Six mois plus tard, alors qu’il est depuis peu à la retraite, Bill Hodges reçoit une lettre du tueur qui le nargue et moque l’inefficacité de la police. La lettre réveille Bill de sa torpeur suicidaire et télévisuelle car il comprend que le tueur fait partie de son entourage : il connaît des détails de sa vie personnelle. Il l’invite à discuter sur un site : « Sous le parapluie bleu de Debbie » (d’où la couverture).

Le tueur s’appelle Brady Hartsfield. Il est dépanneur dans un magasin informatique et vendeur de glace ambulant. Tout le monde aime le vendeur de glace, Mister Délice… Mais Mister Délice déteste tout le monde. Surtout le vieux flic à la retraite qu’il veut pousser au suicide.

Le lecteur a une longueur d’avance puisqu’il sait ce que l’enquêteur ne sait pas : l’identité du tueur qui épie Bill. Dès lors, il ne s’agit pas d’une enquête policière mais d’une traque doublée d’une course contre la montre. Car Brady Hartsfield mijote un autre crime de masse, bien plus spectaculaire, dans lequel il perdra la vie. Bill Hodges s’en doute mais où et quand ?

Comme il est vieux (62 ans) et nul en informatique, Bill s’adjoint occasionnellement puis de plus en plus souvent, les services de son voisin Jerome Robinson, un jeune Noir très intelligent qui aime singer le nègre de plantations. Il tond les pelouses tout en préparant Harvard et en répondant « Oui missié » à tout ce que lui demande Bill.

Bill commence par refaire l’enquête dont il était chargé avec son collègue Pete autour du tueur à la Mercedes. Il se rend compte qu’il a psychologiquement maltraité un témoin qui ne leur revenait pas, une femme trop bourge, trop sûre d’elle. Elle a été poussée au suicide par Mr Mercedes et tout le monde a pris ce geste pour un aveu de culpabilité. Mais Bill se rend compte que non… et qu’il a mal agi. Raison de plus pour reprendre l’enquête, en toute discrétion cette fois, c’est-à-dire sans en avertir ses ex-collègues. Dans l’illégalité donc…

Mr Mercedes s’écrit sur fond de crise sociale dans l’Amérique de 2010. Les gens se lèvent à trois heures du matin pour aller faire la queue à une foire à l’emploi et les jeunes doivent cumuler plusieurs boulots pour s’en sortir.
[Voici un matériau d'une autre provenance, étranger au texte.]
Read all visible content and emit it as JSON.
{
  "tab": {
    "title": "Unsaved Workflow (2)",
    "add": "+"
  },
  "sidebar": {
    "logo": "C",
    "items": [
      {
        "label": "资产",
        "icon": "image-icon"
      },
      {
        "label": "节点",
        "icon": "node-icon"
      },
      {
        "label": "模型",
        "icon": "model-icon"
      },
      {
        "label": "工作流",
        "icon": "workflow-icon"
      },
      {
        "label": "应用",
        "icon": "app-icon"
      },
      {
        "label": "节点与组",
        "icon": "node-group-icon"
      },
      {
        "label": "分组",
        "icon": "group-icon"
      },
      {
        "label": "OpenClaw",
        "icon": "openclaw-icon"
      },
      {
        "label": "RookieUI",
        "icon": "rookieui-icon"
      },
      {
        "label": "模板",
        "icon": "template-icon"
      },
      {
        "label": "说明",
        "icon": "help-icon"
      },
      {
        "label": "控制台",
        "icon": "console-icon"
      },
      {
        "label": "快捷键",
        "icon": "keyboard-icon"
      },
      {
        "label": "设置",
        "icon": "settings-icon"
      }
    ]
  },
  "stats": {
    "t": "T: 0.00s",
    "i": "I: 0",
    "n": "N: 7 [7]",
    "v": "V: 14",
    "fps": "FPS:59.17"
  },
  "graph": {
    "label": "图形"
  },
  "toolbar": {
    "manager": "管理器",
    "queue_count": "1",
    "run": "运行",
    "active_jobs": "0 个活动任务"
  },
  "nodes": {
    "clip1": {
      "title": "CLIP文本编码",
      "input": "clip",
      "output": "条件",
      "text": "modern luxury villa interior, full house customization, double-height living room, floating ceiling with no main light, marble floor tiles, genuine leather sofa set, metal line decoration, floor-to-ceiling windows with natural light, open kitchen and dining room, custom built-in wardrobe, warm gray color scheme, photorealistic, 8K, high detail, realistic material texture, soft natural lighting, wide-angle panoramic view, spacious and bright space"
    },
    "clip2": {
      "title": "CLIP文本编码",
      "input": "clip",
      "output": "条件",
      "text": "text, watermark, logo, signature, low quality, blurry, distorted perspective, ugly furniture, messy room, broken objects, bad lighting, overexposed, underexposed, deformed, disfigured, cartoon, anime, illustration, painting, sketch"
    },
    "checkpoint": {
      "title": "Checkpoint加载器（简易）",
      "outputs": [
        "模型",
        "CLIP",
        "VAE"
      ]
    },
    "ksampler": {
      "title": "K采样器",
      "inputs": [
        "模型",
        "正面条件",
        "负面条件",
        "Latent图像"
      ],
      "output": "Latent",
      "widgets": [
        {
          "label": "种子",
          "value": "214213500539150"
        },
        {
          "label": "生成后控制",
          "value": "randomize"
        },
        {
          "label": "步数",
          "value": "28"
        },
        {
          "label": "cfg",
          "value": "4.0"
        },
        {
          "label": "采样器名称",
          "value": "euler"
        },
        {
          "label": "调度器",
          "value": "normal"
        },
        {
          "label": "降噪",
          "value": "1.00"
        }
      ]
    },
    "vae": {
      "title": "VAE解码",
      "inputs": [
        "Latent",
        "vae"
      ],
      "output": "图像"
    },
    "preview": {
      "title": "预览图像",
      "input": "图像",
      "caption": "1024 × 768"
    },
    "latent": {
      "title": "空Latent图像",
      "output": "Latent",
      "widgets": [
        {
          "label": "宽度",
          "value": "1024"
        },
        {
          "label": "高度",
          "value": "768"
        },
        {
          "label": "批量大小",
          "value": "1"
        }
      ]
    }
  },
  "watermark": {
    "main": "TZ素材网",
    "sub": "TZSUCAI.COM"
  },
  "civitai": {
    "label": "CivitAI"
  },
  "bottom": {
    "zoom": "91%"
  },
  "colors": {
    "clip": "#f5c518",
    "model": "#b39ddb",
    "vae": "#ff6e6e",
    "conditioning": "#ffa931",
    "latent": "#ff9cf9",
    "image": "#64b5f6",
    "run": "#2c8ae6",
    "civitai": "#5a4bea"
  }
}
Mais c’est aussi une société hyper connectée avec ceux qui savent, ceux qui rament et ceux qui croient savoir. Avec les personnages de Jerome et d’Holly (nièce de la suicidée), il est aussi question de racisme et d’ostracisme, Holly étant un peu à l’ouest, socialement inadaptée mais se révèle (assez soudainement) très douée en informatique elle aussi.

Ces deux jeunes gens en marge vont aider le vieux Bill dans son enquête de façon un peu incroyable parfois avouons-le. Pas « incroyable » au sens fantastique, il n’y en a pas ici, mais improbable. Pourtant, le suspens fonctionne et on se demande si le trio va arriver à temps pour empêcher un massacre de pré-adolescentes lors d’un concert. Et là, on se rappelle que dans ses romans d’horreur, Stephen King n’hésite jamais à sacrifier ses personnages et surtout des figurants, alors pourquoi pas ? Pourquoi ne pas faire exploser la bombe humaine en plein concert de boys band ? Bref, on marche à fond grâce à un suspens en tout point maîtrisé.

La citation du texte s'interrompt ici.